Without a strong national response plan that has a dedicated political figure to rally troops against the pandemic and becoming the face of that fight, South Sudanese cannot be blamed for looking beyond the borders, to the EAC, to some of the region’s strong leaders who have demonstrated visions and credible plans in the fight for their peoples’ lives. They hold out hope that there is still a chance of coordinated actions between the member states, perhaps to the benefit of all.
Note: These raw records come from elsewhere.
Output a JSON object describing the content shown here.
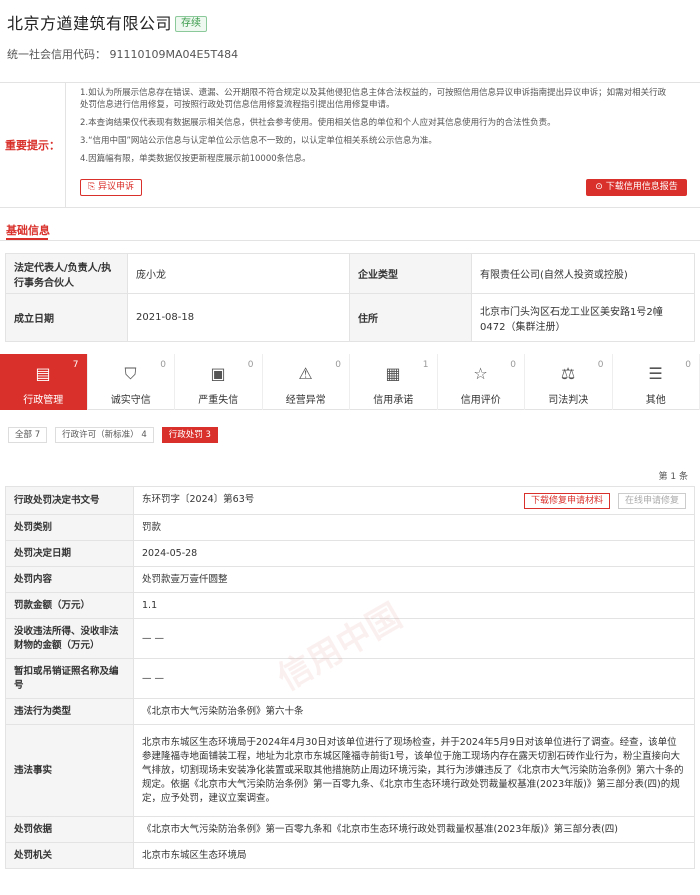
{
  "company": {
    "name": "北京方遒建筑有限公司",
    "status": "存续",
    "credit_code": "统一社会信用代码： 91110109MA04E5T484"
  },
  "notice": {
    "title": "重要提示：",
    "l1a": "1.如认为所展示信息存在错误、遗漏、公开期限不符合规定以及其他侵犯信息主体合法权益的，可按照信用信息异议申诉指南提出异议申诉；如需对相关行政",
    "l1b": "处罚信息进行信用修复，可按照行政处罚信息信用修复流程指引提出信用修复申请。",
    "l2": "2.本查询结果仅代表现有数据展示相关信息，供社会参考使用。使用相关信息的单位和个人应对其信息使用行为的合法性负责。",
    "l3": "3.“信用中国”网站公示信息与认定单位公示信息不一致的，以认定单位相关系统公示信息为准。",
    "l4": "4.因篇幅有限，单类数据仅按更新程度展示前10000条信息。",
    "appeal": "异议申诉",
    "download": "下载信用信息报告"
  },
  "basic": {
    "title": "基础信息",
    "rows": [
      [
        "法定代表人/负责人/执行事务合伙人",
        "庞小龙",
        "企业类型",
        "有限责任公司(自然人投资或控股)"
      ],
      [
        "成立日期",
        "2021-08-18",
        "住所",
        "北京市门头沟区石龙工业区美安路1号2幢0472（集群注册）"
      ]
    ]
  },
  "tabs": [
    {
      "label": "行政管理",
      "count": "7",
      "icon": "doc-icon",
      "on": true
    },
    {
      "label": "诚实守信",
      "count": "0",
      "icon": "shield-icon"
    },
    {
      "label": "严重失信",
      "count": "0",
      "icon": "bus-icon"
    },
    {
      "label": "经营异常",
      "count": "0",
      "icon": "alarm-icon"
    },
    {
      "label": "信用承诺",
      "count": "1",
      "icon": "book-icon"
    },
    {
      "label": "信用评价",
      "count": "0",
      "icon": "star-icon"
    },
    {
      "label": "司法判决",
      "count": "0",
      "icon": "scale-icon"
    },
    {
      "label": "其他",
      "count": "0",
      "icon": "list-icon"
    }
  ],
  "filters": [
    {
      "label": "全部  7"
    },
    {
      "label": "行政许可（新标准）  4"
    },
    {
      "label": "行政处罚  3",
      "on": true
    }
  ],
  "page_info": "第 1 条",
  "detail": {
    "btn_download": "下载修复申请材料",
    "btn_online": "在线申请修复",
    "rows": [
      [
        "行政处罚决定书文号",
        "东环罚字〔2024〕第63号"
      ],
      [
        "处罚类别",
        "罚款"
      ],
      [
        "处罚决定日期",
        "2024-05-28"
      ],
      [
        "处罚内容",
        "处罚款壹万壹仟圆整"
      ],
      [
        "罚款金额（万元）",
        "1.1"
      ],
      [
        "没收违法所得、没收非法财物的金额（万元）",
        "— —"
      ],
      [
        "暂扣或吊销证照名称及编号",
        "— —"
      ],
      [
        "违法行为类型",
        "《北京市大气污染防治条例》第六十条"
      ],
      [
        "违法事实",
        "北京市东城区生态环境局于2024年4月30日对该单位进行了现场检查，并于2024年5月9日对该单位进行了调查。经查，该单位参建隆福寺地面铺装工程，地址为北京市东城区隆福寺前街1号，该单位于施工现场内存在露天切割石砖作业行为，粉尘直接向大气排放，切割现场未安装净化装置或采取其他措施防止周边环境污染，其行为涉嫌违反了《北京市大气污染防治条例》第六十条的规定。依据《北京市大气污染防治条例》第一百零九条、《北京市生态环境行政处罚裁量权基准(2023年版)》第三部分表(四)的规定，应予处罚，建议立案调查。"
      ],
      [
        "处罚依据",
        "《北京市大气污染防治条例》第一百零九条和《北京市生态环境行政处罚裁量权基准(2023年版)》第三部分表(四)"
      ],
      [
        "处罚机关",
        "北京市东城区生态环境局"
      ]
    ]
  },
  "watermark": "信用中国"
}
Even if South Sudan has nothing to contribute to a collaboration, it is in the region’s interest to help South Sudan contain this virus, lest that country remains a vector, to the detriment of the whole region.

COLLABORATIVE RESPONSE

That said, however, despite pronouncements to the effect that the governments of the EAC member states need to work in concert with one another against Covid-19 scourge, the Coronavirus collaborative response has not materialised beyond communication between the heads of state and the public statements that follow their conversations promising joint efforts on screening and quarantining of people who cross borders to provide essential services and to keep the national economies of the region alive.

In his address to the African Union on April 29, Kenya’s president Uhuru Kenyatta declared that “If we are to defeat this enemy, we need to ensure that through our regional economic communities we are able to communicate, work together and able to deal with cross-border issues because unless we fight together, we will lose together.” Rwanda’s Paul Kagame has lamented the willingness of the region’s leaders to allow bureaucratic procedures to get in the way of working together to fight an enemy that is likely to leave a massive health, social, economic and political impact the region.
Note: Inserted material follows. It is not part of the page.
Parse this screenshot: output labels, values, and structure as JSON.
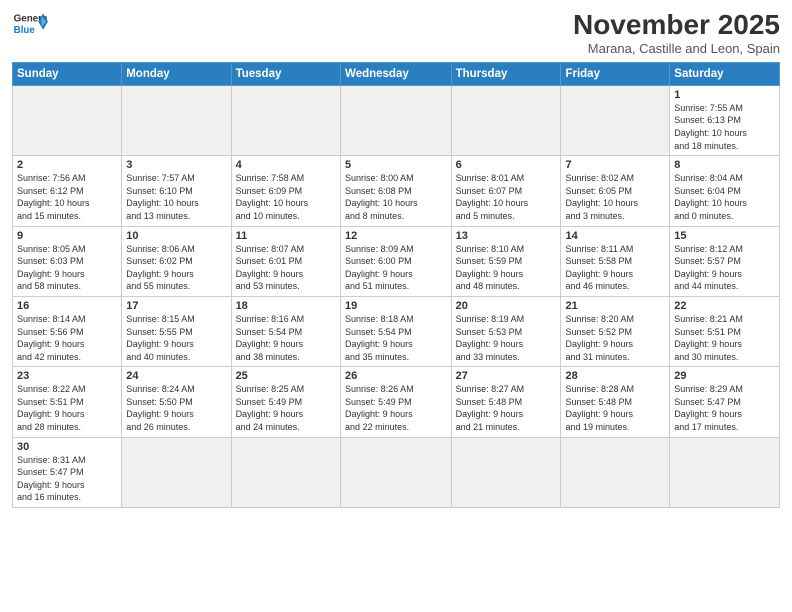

There is an EAC Covid-19 Response Plan, unveiled on April 30, discussed and supposedly revamped at the virtual summit of four leaders of the bloc on May 12. But to the extent that this can be called cooperation, it has been limited in scope and seriousness at the political level. It does not go beyond the sharing of case reports to the regional bloc’s Headquarters in Arusha, Tanzania. If the pandemic is going to be contained in the whole region, such that no country is left behind to become the source of the next wave of the Coronavirus spread, what’s blocking collective efforts? Weakest link or not, it seems that it is not the suspicion that some countries would have little to bring to the collaboration table. Instead, it’s both national pride and local political dynamics in each country that almost prohibit the leaders to think and act regionally.

The author is a professor of anthropology at Maxwell School of Citizenship and Public Affairs, Syracuse University.